CTA effective for monitoring late heart transplant complications
Cardiac CT angiography (CTA) has been shown to have high accuracy in detecting cardiac allograft vasculopathy (CAV) in heart transplant recipients, making it a viable alternative to invasive coronary angiography, according to a study published in the August issue of Radiology.
“Cardiac [CTA] was feasible without the need for heart rate–lowering drugs and produced diagnostic-quality images in most patients that resulted in high diagnostic accuracy with excellent sensitivity, specificity, and negative predictive value in comparison with invasive angiography,” wrote Tarun K. Mittal, MD, of Harefield Hospital, Royal Brompton & Harefield NHS Foundation Trust, Middlesex, England, and colleagues.
CAV is a common late complication related to heart transplantation that is typically seen as thickening of the middle and distal segments and in the side branches of the arteries, explained the authors. About 8 percent of heart transplant patients experience CAV within one year of transplant, and more than half present with CAV by 10 years.

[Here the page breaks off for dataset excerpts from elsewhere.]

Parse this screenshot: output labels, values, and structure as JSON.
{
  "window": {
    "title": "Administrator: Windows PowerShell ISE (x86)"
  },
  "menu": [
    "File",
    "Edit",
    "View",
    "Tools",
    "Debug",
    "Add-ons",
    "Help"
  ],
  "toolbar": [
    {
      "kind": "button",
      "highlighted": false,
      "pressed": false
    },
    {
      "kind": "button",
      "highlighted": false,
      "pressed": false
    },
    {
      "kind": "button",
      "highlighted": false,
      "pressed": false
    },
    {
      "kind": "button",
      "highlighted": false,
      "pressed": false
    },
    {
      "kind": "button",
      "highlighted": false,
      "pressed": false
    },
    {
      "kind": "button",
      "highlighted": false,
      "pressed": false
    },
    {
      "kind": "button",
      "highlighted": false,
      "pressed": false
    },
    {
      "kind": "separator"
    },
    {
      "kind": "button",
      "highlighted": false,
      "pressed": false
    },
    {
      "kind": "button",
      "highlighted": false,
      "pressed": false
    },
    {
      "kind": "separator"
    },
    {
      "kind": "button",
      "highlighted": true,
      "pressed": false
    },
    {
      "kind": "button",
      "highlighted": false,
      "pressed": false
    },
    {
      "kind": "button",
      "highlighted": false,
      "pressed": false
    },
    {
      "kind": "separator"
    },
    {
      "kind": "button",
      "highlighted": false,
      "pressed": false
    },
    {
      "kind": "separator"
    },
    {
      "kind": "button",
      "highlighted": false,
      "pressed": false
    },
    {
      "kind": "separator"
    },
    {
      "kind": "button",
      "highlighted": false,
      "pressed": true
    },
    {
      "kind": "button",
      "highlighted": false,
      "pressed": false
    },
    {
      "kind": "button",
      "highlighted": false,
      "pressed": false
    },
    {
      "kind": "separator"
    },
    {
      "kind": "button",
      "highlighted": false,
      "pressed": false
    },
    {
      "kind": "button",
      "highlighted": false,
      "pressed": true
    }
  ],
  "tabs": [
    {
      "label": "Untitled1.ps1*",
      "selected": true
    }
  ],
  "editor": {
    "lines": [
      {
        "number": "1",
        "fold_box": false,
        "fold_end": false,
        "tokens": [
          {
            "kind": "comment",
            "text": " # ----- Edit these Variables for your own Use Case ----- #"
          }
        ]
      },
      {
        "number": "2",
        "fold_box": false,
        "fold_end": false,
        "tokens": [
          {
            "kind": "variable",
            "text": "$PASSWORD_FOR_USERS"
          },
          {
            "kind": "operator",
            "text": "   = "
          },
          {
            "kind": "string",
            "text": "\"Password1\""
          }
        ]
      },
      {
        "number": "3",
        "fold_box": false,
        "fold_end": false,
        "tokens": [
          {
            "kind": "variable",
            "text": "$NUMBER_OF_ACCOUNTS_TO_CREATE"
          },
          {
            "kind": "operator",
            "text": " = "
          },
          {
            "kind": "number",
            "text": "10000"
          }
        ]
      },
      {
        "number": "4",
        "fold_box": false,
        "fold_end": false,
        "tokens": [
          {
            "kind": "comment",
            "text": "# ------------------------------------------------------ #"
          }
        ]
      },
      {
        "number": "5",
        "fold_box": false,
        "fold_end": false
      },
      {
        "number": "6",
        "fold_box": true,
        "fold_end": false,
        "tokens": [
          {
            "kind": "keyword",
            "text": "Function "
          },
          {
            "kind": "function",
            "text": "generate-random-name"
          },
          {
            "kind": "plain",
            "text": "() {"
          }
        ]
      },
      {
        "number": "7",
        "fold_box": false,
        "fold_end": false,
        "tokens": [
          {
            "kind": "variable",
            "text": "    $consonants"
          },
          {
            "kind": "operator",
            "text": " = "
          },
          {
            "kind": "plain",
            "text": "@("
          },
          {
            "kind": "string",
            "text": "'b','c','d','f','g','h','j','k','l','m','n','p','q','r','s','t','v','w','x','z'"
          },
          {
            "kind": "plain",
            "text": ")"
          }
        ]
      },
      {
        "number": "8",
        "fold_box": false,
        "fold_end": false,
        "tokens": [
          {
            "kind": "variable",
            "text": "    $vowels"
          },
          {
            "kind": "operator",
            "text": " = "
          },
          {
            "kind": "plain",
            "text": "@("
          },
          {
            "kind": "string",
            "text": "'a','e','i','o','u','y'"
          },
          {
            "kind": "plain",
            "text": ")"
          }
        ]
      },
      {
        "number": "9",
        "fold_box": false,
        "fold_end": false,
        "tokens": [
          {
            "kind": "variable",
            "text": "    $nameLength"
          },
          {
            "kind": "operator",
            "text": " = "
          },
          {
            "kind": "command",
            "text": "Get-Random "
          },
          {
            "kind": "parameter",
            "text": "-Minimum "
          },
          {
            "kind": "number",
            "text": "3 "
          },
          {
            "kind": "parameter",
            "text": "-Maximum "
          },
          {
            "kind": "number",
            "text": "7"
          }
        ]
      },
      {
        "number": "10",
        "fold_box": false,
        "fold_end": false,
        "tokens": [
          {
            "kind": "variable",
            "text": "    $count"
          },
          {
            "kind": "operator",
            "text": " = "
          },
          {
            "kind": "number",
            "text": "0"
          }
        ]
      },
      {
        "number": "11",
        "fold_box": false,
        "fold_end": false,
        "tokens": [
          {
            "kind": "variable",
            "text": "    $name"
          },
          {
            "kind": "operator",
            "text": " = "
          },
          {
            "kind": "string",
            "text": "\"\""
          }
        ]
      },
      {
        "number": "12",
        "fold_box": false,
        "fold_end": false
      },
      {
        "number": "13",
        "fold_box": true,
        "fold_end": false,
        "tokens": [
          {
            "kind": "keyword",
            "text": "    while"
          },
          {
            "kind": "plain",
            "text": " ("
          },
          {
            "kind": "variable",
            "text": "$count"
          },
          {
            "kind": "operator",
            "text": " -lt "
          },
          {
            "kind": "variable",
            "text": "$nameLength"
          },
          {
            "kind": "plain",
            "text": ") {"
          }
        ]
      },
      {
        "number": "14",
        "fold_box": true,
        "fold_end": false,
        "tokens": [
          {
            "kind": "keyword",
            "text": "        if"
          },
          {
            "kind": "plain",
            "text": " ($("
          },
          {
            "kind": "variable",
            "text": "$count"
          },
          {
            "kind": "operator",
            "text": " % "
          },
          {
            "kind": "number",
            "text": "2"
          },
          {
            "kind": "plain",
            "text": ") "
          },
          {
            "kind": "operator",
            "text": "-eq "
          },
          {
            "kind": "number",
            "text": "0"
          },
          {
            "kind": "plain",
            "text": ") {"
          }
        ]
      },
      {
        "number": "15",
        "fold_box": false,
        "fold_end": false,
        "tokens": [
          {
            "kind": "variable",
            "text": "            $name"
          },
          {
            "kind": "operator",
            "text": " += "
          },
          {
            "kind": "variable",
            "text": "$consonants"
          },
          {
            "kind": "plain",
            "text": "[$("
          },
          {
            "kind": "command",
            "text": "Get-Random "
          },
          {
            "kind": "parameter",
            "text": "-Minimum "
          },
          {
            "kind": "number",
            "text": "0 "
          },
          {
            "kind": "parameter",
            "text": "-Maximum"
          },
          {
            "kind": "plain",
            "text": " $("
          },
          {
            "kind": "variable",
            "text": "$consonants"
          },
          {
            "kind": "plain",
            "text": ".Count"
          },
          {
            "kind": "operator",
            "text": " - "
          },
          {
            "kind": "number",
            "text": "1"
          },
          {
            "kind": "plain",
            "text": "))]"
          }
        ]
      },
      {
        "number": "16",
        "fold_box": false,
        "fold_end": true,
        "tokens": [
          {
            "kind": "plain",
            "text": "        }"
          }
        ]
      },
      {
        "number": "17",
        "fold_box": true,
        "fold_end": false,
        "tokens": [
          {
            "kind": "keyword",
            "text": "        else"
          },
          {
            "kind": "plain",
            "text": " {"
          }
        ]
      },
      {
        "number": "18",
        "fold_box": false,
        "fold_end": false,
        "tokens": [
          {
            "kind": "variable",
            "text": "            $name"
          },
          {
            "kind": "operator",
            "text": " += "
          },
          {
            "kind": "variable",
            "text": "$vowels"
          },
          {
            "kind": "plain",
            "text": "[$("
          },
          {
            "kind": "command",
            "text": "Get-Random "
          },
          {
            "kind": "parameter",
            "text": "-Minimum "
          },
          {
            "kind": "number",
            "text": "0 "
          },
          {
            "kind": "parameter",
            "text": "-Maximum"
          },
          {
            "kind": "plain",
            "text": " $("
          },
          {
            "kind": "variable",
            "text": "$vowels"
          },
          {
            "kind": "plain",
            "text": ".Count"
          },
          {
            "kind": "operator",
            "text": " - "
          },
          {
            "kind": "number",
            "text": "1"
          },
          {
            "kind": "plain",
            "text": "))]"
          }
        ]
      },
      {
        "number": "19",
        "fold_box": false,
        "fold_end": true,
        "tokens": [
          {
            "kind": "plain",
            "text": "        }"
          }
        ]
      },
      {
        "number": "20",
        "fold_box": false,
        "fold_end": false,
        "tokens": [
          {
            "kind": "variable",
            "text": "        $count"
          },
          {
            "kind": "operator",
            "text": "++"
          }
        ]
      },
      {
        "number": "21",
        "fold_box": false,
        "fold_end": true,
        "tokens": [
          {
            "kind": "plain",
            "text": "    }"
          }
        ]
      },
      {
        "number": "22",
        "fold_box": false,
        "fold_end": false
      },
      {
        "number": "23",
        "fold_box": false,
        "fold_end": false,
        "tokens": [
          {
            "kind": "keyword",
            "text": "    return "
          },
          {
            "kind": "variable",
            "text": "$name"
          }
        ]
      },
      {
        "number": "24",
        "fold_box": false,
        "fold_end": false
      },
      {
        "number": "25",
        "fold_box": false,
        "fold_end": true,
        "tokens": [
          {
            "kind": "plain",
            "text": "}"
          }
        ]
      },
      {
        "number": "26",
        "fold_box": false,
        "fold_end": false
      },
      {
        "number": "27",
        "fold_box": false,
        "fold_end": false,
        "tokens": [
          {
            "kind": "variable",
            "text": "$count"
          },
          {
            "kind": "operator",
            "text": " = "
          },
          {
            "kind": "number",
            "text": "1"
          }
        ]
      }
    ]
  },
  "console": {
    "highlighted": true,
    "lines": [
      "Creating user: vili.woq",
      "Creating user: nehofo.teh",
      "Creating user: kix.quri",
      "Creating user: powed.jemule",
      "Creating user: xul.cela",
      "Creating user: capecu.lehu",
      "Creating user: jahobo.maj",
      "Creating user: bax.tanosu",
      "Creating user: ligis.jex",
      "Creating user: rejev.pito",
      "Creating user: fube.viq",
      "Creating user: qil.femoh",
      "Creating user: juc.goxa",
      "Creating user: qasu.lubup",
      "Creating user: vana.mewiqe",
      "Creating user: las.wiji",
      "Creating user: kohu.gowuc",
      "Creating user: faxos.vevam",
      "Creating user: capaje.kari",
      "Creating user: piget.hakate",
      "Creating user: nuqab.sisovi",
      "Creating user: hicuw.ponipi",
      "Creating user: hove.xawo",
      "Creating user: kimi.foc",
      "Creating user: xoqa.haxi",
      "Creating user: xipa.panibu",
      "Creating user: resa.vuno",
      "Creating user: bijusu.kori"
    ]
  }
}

“Because CAV is the most common cause for late-stage mortality in heart transplant recipients, and its diagnosis requires routine surveillance with invasive angiography, evaluation of noninvasive alternatives remains important,” wrote Mittal and colleagues. Unfortunately, previously studied noninvasive techniques—including treadmill exercise test and myocardial perfusion scans—have lacked adequate sensitivity in the detection of CAV.
To evaluate whether CTA without the use of beta-blockers could stack up with invasive angiography, the authors took 138 heart transplant recipients scheduled for routine invasive angiography and prospectively enrolled them to receive CTA on a 64-section scanner. All patients also received a coronary artery calcification (CAC) scan.
Results showed that absence of calcification alone does not exclude CAV, as 6 percent of patients without CAC had the complication. Increasing CAC is correlated with prevalence of CAV, but the use of a CAC scan is not reliable in identifying CAV, according to the authors.
While the transplant recipients demonstrated increase heart rates, CTA without beta-blockers provided adequate image quality in 96 percent of patients and in 98 percent of the total segments. The noninvasive technique had an area under the receiver operating characteristic curve, sensitivity, specificity, and positive and negative predictive values of 0.880, 98 percent, 78 percent, 77 percent and 98 percent, respectively, for diagnosis of CAV, reported the authors. No patients with normal CTA results demonstrated CAV on invasive angiographic images.
“CT angiography can be used for routine surveillance of CAV in heart transplant recipients, with invasive angiography reserved for those suspected of having substantial or indeterminate stenosis,” wrote Mittal and colleagues.